In the choir, the triforium, which is omitted in the nave, springs into being in beautiful and ornate form. The lower arches, with the supports, the attributed work of an English architect, are of the usual Gothic form, in contradistinction to the rounded heads of those of the nave. The clerestory, though delicate and graceful, is somewhat curtailed from the dimensions of that of the west end of the church.

The transepts are unusually bright and cheerful, with a series of windows more beautifully designed than those of either the choir or nave. The choir stalls are of oak, carved in the best manner of the Renaissance.

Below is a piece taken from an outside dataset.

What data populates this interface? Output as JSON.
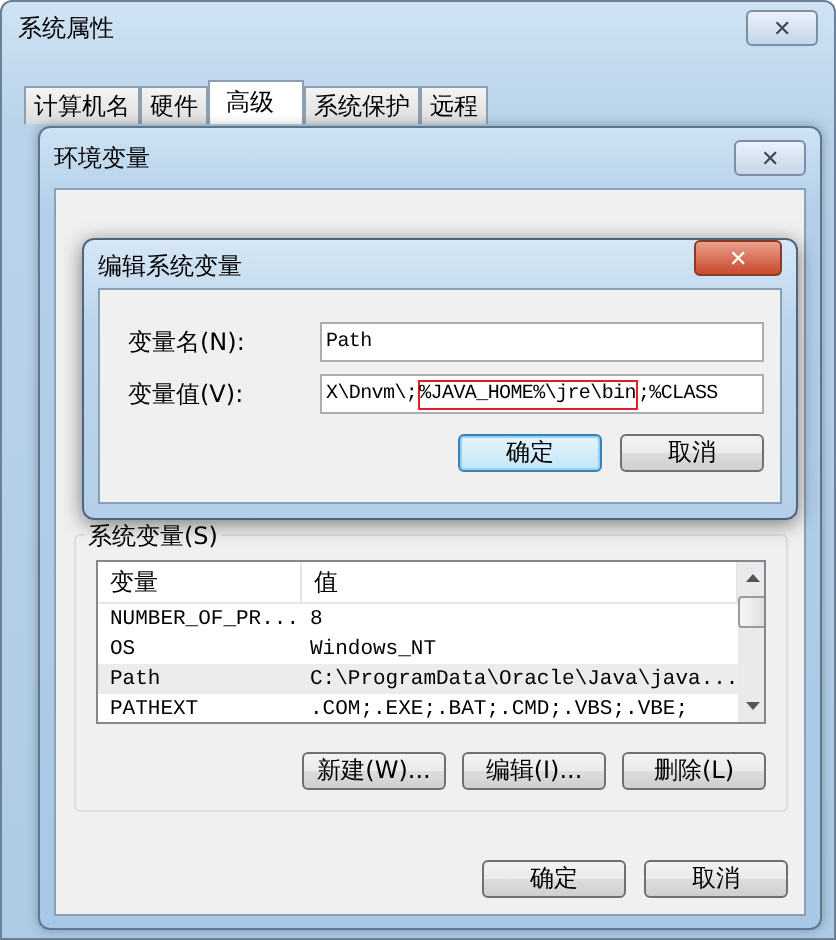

The charming tower group of this cathedral is as effective, perhaps, as any among all the northern churches. The central belfry, albeit of a base, though pretentious, rococo design, follows no accepted style, but adds imposingly to the general outline. (Its height is over three hundred feet.) In this tower, as in the window tracery, the fleur-de-lys, always a sign of the decadent in Gothic style, is to be seen. The western towers, with their spires, follow the truest pyramidal form, and, though carrying both pointed and round-arched openings, are in every way representative of the best work of their period. The northwesterly tower has an elongated turret, extending from the lower ranges, which, when seen from a distance over the roof of the nave, appears as a protuberance not unlike a dove-cote. This contains the spiral staircase up which visitors are earnestly implored, by the caretaker, to wend their way and participate in the view from the heights above. This view, though undeniably wider in range than are most elevated view-points, is hardly of interest to one who seeks the beauties of the structure itself. There are three porches on the west facade, all fairly well filled with foliaged ornament and bas-reliefs. They are of the thirteenth century, and of a thoroughly florid order.

Included in the “tresor” are two gifts from St. Louis, the chasuble of St. Regnobert, and an ivory and enamel casket.